Remarks to the Media at the Ministry of Foreign Affairs
Assistant Secretary, Bureau of East Asian and Pacific Affairs
I also had a chance to visit the Justice Ministry. We reviewed the progress to date on the Japanese commitment to follow through on accession to the Hague Convention. The President, as you know, discussed this with the Prime Minister in Hawaii, and the Justice Minister spoke with us about next steps. We told him that we will be following closely issues associated with implementing legislation, and we want very much for that legislation to adhere to global norms in which Japan can work closely with other countries associated with issues associated with child welfare. We also underscored how important it will be for Japan to demonstrate progress on the existing cases. This is of enormous significance, importance, to us – and we want to work closely to ensure visitation, to ensure that the left-behind parents have the opportunity to interact with their children. We called on the Ministry and other key players to take the necessary steps. The United States has been very patient -- we support this relationship very strongly -- but we’re going to need to see some progress going forward.
I think with that, I’d be very pleased to take your questions. I only have a few minutes, but would be happy to answer questions going forward.
QUESTION: Did you discuss any details on the environmental assessment report on relocation of Futenma Air Base?
ASSISTANT SECRETARY CAMPBELL: We did, in some of our meetings, talk about the need to move forward on Futenma, and the submission of the report. I think we all understand the importance of making progress. I think it’s clear that yesterday, the President and Secretary Panetta underscored that even while the United States is making adjustments in its global military posture, we are intent on maintaining a very strong, enduring military presence in the Asia-Pacific region. And I just want to underscore that, overall, our commitment to the security of Japan and to regional security in Asia will continue. And we will also be taking steps to strengthen and diversify our security relationships around the Pacific.
QUESTION: Did you discuss any details about legislation on Iran sanctions, and how it’s going to affect Japan?

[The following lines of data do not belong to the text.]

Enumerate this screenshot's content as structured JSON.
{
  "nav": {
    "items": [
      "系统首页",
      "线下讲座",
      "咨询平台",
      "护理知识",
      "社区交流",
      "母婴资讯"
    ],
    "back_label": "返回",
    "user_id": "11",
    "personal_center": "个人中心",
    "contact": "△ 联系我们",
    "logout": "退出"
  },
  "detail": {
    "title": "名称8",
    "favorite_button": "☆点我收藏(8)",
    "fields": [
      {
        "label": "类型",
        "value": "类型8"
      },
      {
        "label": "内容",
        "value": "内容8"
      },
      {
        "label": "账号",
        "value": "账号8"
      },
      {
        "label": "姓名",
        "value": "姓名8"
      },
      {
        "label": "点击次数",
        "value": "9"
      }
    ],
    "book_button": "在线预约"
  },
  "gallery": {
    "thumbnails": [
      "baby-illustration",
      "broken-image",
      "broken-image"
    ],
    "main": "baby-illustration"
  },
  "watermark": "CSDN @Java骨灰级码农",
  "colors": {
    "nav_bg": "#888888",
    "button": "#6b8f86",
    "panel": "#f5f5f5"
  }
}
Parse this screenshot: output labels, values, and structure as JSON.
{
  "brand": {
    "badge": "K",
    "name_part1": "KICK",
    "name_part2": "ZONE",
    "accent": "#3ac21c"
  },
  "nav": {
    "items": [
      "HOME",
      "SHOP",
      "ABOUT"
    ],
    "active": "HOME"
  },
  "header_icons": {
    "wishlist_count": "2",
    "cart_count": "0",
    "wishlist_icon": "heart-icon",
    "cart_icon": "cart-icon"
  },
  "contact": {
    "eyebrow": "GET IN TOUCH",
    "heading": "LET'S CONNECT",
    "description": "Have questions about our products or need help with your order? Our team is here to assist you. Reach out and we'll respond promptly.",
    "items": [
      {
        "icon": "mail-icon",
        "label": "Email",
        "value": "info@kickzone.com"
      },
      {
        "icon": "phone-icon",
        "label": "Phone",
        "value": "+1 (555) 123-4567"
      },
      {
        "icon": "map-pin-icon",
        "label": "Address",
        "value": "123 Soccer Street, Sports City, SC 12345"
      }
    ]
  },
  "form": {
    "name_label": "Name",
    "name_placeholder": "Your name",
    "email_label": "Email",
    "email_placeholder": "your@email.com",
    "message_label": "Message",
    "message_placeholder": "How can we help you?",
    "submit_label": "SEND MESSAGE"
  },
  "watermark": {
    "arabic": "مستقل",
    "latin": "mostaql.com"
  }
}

ASSISTANT SECRETARY CAMPBELL: Yes. The Japanese government has raised some concerns about this legislation. We understand some of the difficulties these raise for Japan and other partners. But I think we all share an interest in making sure that Iran is dissuaded from steps that lead towards unacceptable nuclear options.
QUESTION: About the North Korean issue: will the trilateral meeting with South Korea and Japan be held in Washington on the 16th of this month?
ASSISTANT SECRETARY CAMPBELL: I think we’ve agreed that we’ll be holding a meeting in the near future. I think the exact date, we are still coordinating among our partners.
QUESTION: There was a rumor in the Seoul stock exchange that there was an explosion in a North Korean nuclear facility. Did you hear anything about that?
ASSISTANT SECRETARY CAMPBELL: I haven’t yet. I’ve just heard that rumor, but I’ve heard nothing further. I can’t confirm or deny, and I just simply don’t know.
I’ll take one last question.
QUESTION: Is there any way that Japan can keep some of its Iranian oil imports, while avoiding the U.S. sanctions?
ASSISTANT SECRETARY CAMPBELL: I think I won’t get into further details beyond what I’ve already said, so I think, simply stated, we understand some of the concerns but we also have made clear what our ultimate goal will be with respect to putting the necessary pressure on Iran.
One last question, anyone?
QUESTION: When do you expect the Prime Minister to go to the States?
ASSISTANT SECRETARY CAMPBELL: I don’t think… well, ultimately, a formal invitation, and the timing of an invitation, is handled by the White House. And I really have nothing further to say, beyond that obviously, we look forward to very close relations and high-level visits between the United States and Japan. Next year is the 100th anniversary of the magnificent gift of the cherry trees from the United States to Japan*. We’ll have about a month of festivities; I think very high-level Americans are going to participate in that. We hope to be able to make a reciprocal gift to Japan, and we will be working closely with Japanese colleagues about appropriate timing for visits. I think the Foreign Minister had a very good visit with Secretary Clinton in December, and we just look forward to continuing high-level engagements as we move forward.
Thank you all very much.
QUESTION: One question about the Hague Convention: do you see any progress in the situation in resolving the current ongoing cases?
ASSISTANT SECRETARY CAMPBELL: We haven’t seen enough progress, no. Thank you.
*should read “to the United States from Japan.”